Coal, oil, natural gas, as fossil fuels, are the primary energy sources. According to the Environmental and Energy Institute, fossil fuels supply about 80% of the world’s energy. Use of fossil fuel is primarily through the process of burning, and in the process, thermal energy is released and carbon dioxide is produced.
We have all seen reports that CO2 emissions are the primary reason for global change. The WHO has also reported that 90 percent of the world’s population today is breathing in toxic fumes from burning fossil fuels and other sources.
We live on one planet Earth. So, responsibility for carbon dioxide emissions is shared between us all, amongst all countries – borderless.
This is not sustainable. This impacts each of us, our neighbors and our future generations.
We know that the levels of emissions differ across the world. There are underlying and related social, political and economical reasons.
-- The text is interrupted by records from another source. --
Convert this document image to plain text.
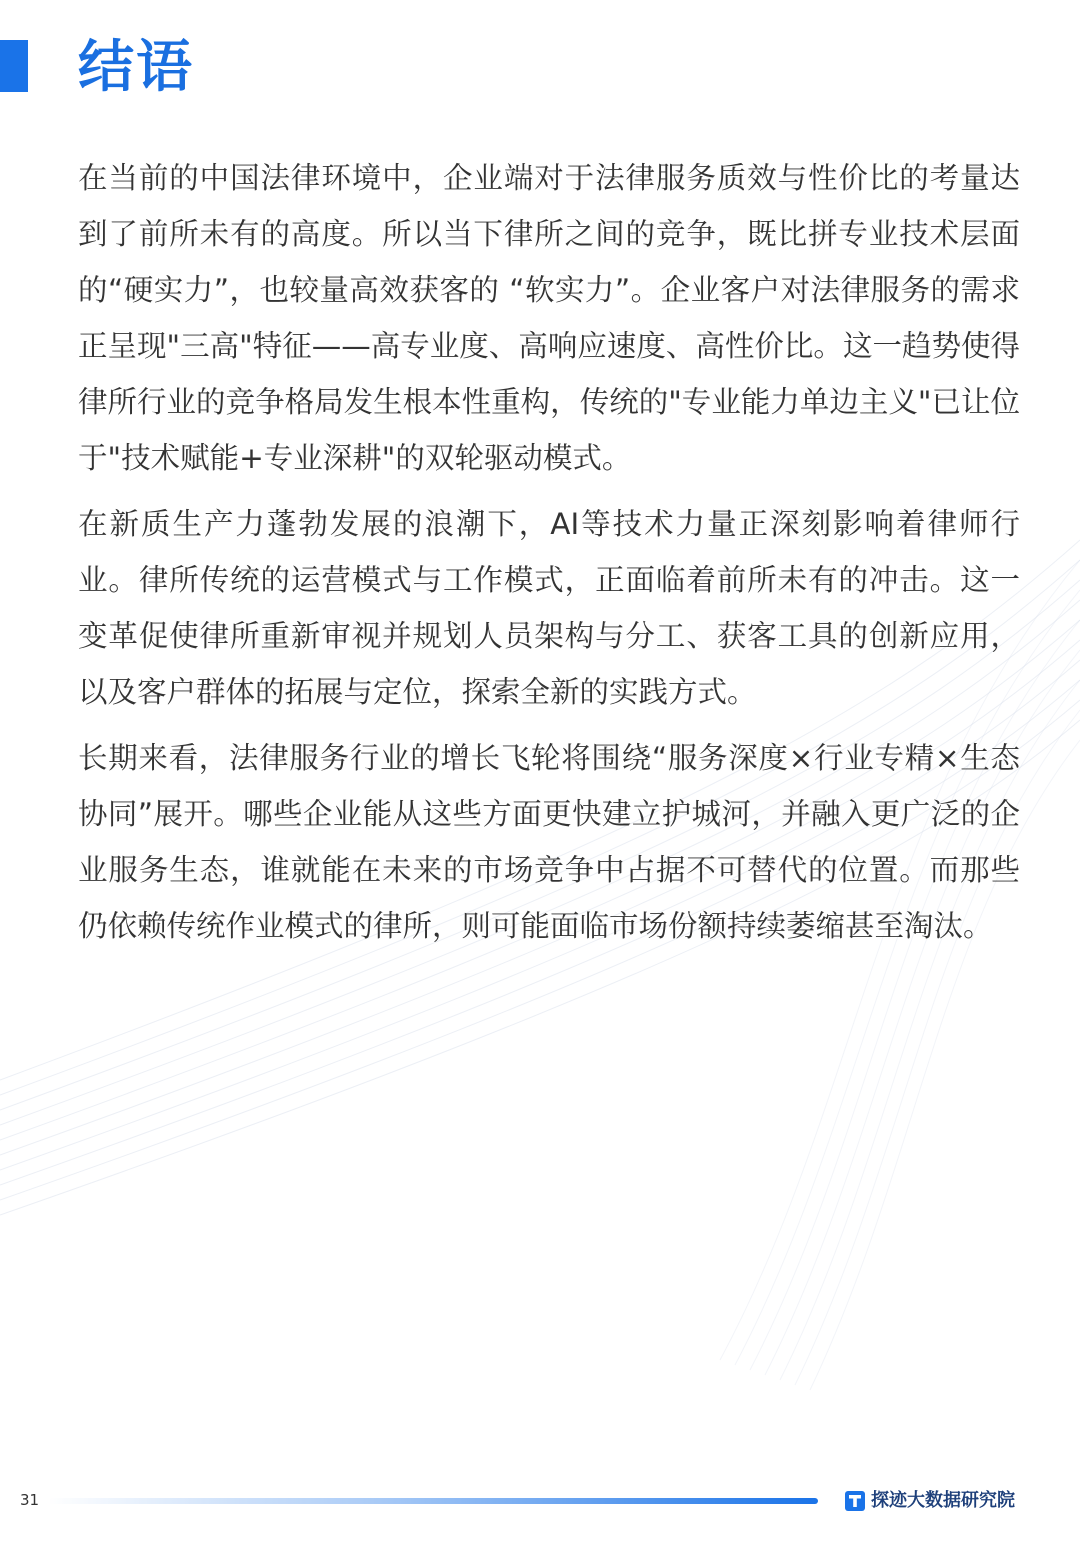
结语

在当前的中国法律环境中，企业端对于法律服务质效与性价比的考量达到了前所未有的高度。所以当下律所之间的竞争，既比拼专业技术层面的“硬实力”，也较量高效获客的 “软实力”。企业客户对法律服务的需求正呈现"三高"特征——高专业度、高响应速度、高性价比。这一趋势使得律所行业的竞争格局发生根本性重构，传统的"专业能力单边主义"已让位于"技术赋能+专业深耕"的双轮驱动模式。

在新质生产力蓬勃发展的浪潮下，AI等技术力量正深刻影响着律师行业。律所传统的运营模式与工作模式，正面临着前所未有的冲击。这一变革促使律所重新审视并规划人员架构与分工、获客工具的创新应用，以及客户群体的拓展与定位，探索全新的实践方式。

长期来看，法律服务行业的增长飞轮将围绕“服务深度×行业专精×生态协同”展开。哪些企业能从这些方面更快建立护城河，并融入更广泛的企业服务生态，谁就能在未来的市场竞争中占据不可替代的位置。而那些仍依赖传统作业模式的律所，则可能面临市场份额持续萎缩甚至淘汰。

31	探迹大数据研究院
In Europe, where we are heavily mechanized, emission levels are comparatively higher than let’s say Tuvalu, Nauru, Kiribati, or Tonga. Easy and modern life as we experience in Europe does come with consequences.
In a southern European country, my beloved homeland, Bosnia and Herzegovina, with high pollution levels due to high dependency on low efficiency burning for producing thermal energy and electricity, as well as old diesel engines and vehicles without catalytic converters (the catalytic converters containing precious metals may have been traded for money!), many have suffered due to higher cancer rates, cardiovascular and breathing problems. Those living in closer proximity to thermal coal power plants tend to be worst affected, and the number of testimonies is growing annually.
Campaigners of various leanings and governments have suggested that we can reduce our carbon footprint individually by switching to greener sources of energy. Often times, it points to electrification. But is this really the be-all and end-all answer? Or do we need to look further?
Electricity produced in the highly polluting coal thermal power plants in Bosnia and Herzegovina is subsequently exported into the European grid. According to some reports, approximately EUR 424M of electric energy is imported into the EU through Croatia in 2021.
While we can and should transition to renewable energy, surely, as we have seen the world over, the greenest energy is the energy not consumed!